Dublin parents Amanda and Brian McGarry, who fear their baby Emma’s brain and heart was incinerated in the 1990s, said the Cork parents will be “devastated”.

Brian told the Irish Mirror: “Misguided is a terrible word to use. It is not the word that I would use.

“We had the controversy about organ incineration in the 1990s and we were told that it would never happen again.

“You would think that sufficient guidance would exist at this time to be followed. To say a decision was misguided is not an excuse.

“In another walk of life, you would be in trouble for a major mistake – you wouldn’t just be told that your decision was misguided.

“There doesn’t ever seem to be accountability.

“If Joe Bloggs sent these organs away from Cork to be incinerated, there is a chain of command, and the decision-makers are there.

“It’s very disappointing. The families in Cork will be devastated to know that parts of their baby were incinerated in Belgium or Denmark.”

It was initially claimed that the Cork babies’ organs went to Belgium, but the report published yesterday revealed that Denmark was the destination.

The report also found that the decision to send the babies' organs for incineration was made by the hospital's post-mortem room team.

It was stated that the team consulted guidelines relevant to waste management - but that these were not specific to the sensitive disposal of organs.

The post-mortem room team was stated to have expressed regret.

The report states that a hospital plot for the burial of organs at St Mary's Cemetery, Curraghkippane, in Cork, became full in December 2019.

As a result, babies’ organs lay in storage in a hospital morgue after they were released following post-mortem examinations.

The report says that by March 2020, amid the escalation of the Covid-19 pandemic, hospitals required increased mortuary capacity, and a decision was taken to dispose of the organs through incineration.

The report does not name a decision-maker but does state that the Cork case was an isolated incident.

A new team of medical scientists at Cork University Hospital since April 2021 is now responsible for organs in accordance with national standards, according to the report.
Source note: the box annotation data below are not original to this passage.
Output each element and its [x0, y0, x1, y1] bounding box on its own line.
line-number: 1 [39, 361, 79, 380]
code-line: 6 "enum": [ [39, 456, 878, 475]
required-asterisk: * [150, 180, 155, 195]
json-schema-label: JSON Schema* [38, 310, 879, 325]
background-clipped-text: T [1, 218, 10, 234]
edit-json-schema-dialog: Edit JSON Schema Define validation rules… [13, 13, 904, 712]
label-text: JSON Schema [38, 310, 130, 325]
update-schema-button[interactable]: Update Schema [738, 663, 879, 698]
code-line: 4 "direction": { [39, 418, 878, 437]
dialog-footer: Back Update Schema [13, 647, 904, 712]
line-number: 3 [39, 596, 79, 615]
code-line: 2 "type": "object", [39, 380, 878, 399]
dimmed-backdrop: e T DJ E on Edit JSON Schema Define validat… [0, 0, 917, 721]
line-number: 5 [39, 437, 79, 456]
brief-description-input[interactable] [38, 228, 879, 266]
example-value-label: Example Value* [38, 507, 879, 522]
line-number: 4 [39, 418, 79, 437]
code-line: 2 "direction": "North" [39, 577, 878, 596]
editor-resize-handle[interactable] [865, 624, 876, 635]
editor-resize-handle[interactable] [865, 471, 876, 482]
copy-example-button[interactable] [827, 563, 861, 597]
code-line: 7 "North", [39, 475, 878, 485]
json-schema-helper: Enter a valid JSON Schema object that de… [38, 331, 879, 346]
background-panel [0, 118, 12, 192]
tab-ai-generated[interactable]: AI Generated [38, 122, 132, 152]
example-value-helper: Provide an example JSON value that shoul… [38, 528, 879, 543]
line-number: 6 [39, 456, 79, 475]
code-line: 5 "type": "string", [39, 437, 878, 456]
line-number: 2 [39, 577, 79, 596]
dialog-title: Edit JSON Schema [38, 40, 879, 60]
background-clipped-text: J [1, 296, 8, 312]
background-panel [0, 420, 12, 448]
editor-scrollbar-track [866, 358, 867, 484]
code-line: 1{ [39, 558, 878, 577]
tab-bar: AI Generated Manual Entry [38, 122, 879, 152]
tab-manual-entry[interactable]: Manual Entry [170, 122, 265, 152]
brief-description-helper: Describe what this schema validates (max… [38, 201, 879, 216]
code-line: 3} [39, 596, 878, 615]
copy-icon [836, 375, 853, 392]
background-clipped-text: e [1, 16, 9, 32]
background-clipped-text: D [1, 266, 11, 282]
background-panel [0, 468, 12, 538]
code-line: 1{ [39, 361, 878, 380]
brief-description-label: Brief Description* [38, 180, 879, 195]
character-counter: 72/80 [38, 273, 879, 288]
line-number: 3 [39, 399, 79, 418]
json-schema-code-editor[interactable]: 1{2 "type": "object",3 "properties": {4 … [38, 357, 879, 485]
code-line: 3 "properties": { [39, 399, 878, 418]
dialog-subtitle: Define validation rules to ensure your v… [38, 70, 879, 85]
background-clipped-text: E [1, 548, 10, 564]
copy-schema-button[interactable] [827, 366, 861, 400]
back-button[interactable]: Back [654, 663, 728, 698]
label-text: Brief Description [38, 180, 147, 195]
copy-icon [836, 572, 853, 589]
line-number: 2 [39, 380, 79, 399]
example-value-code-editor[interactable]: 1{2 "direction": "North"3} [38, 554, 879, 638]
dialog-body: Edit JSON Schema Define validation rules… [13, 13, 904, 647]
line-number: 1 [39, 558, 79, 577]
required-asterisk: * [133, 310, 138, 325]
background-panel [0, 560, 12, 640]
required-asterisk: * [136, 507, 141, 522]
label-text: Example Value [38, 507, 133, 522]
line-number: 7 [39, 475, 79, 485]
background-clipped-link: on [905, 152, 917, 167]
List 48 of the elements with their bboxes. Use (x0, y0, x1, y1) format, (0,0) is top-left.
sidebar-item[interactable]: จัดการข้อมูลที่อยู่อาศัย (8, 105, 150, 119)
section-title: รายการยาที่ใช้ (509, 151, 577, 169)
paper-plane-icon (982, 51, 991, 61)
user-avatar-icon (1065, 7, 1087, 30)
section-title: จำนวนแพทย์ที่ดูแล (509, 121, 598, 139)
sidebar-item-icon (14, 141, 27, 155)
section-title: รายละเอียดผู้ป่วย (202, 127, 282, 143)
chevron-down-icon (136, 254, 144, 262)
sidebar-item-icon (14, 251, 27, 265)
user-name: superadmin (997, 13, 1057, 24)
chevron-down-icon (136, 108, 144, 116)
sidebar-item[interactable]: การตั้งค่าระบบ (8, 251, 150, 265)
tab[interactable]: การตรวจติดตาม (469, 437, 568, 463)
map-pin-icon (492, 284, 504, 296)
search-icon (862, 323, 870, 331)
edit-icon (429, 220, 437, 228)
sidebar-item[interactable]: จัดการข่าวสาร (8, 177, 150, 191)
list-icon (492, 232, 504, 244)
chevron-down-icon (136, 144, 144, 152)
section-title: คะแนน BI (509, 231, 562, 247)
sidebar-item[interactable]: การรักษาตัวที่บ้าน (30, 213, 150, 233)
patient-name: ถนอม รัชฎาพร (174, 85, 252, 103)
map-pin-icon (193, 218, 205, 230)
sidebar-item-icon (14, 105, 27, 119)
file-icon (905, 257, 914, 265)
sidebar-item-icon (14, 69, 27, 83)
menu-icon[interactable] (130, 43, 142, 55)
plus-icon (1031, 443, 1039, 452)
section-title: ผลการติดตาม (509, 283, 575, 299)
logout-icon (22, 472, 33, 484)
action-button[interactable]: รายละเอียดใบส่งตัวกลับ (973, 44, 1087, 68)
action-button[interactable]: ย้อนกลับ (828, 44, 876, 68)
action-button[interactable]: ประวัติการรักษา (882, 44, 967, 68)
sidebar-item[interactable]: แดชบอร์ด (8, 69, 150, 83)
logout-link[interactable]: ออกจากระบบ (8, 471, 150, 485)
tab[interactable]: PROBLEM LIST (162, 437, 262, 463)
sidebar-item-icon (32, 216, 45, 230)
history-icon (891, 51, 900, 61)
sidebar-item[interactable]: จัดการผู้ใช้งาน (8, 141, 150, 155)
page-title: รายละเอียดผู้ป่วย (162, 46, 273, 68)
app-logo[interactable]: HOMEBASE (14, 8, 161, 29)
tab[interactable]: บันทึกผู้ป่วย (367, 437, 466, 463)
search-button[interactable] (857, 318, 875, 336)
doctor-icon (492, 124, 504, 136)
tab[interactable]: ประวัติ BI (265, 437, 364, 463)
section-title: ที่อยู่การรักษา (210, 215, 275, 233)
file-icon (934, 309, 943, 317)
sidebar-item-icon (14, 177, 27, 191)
Brian said: “The feeling of loss will never leave, it doesn’t go away. This case in Cork drags back up memories and pain for us.

“It’s hard to believe independent inquiry conclusions when they use words like misguided.”

Emma McGarry died in Temple Street Children’s Hospital in Dublin in 1995, aged just seven weeks, due to heart disease complications.

Tragic Emma’s heartbroken mum Amanda and dad Brian later learned that her organs were removed without permission and sent away.

Amanda said: “We were told that Emma's brain had been removed and that it had probably gone somewhere around the world to be incinerated.”